# ~있는지  vs ~있는가



## 82riceballs

Hi all,

Do the following sentences sound the same to you?

1. 
일단은 이 사업이 얼마나 수익을 낼 수 있는가를 확인하는 것이 첫 번찌 목표였다.
일단은 이 사업이 얼마나 수익을 낼 수 있는지를 확인하는 것이 첫 번찌 목표였다.

2. 
우리나라에 놀러 올 계획은 없는지를 묻는 학생들의 댓글이 무수히 달리지 않았던가.
우리나라에 놀러 올 계획은 없는가를 묻는 학생들의 댓글이 무수히 달리지 않았던가.

In each set, are both grammatically correct? Does either sound more natural than the other?

Thanks in advance!!


----------



## Kross

82riceballs said:


> 일단은 이 사업이 얼마나 수익을 낼 수 있는가를 확인하는 것이 첫 번*째* 목표였다.
> 일단은 이 사업이 얼마나 수익을 낼 수 있는지를 확인하는 것이 첫 번*째 *목표였다.

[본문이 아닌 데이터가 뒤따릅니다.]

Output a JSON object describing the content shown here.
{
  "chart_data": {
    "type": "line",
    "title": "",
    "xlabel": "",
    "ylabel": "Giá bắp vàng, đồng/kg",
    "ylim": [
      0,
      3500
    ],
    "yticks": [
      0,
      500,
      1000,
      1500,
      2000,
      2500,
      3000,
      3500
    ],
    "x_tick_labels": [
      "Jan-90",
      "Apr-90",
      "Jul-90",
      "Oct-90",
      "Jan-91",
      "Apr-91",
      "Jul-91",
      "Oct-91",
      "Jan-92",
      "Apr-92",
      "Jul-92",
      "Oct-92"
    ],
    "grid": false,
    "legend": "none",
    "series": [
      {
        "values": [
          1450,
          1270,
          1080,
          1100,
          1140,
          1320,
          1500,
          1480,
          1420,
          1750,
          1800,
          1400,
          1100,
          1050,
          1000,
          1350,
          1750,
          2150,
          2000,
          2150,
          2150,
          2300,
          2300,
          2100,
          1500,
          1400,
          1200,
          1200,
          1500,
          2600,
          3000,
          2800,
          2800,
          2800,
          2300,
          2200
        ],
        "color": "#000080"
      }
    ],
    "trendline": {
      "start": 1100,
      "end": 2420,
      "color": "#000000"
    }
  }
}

 Yes, both sound same and correct grammatically.



82riceballs said:


> 2.
> 우리나라에 놀러 올 계획은 없는지를 묻는 학생들의 댓글이 무수히 달리지 않았던가.
> 우리나라에 놀러 올 계획은 없는가를 묻는 학생들의 댓글이 무수히 달리지 않았던가.


 Yes, both sound same and correct grammatically.


----------



## 82riceballs

Hmmm I see! Thank you so much for your help!


----------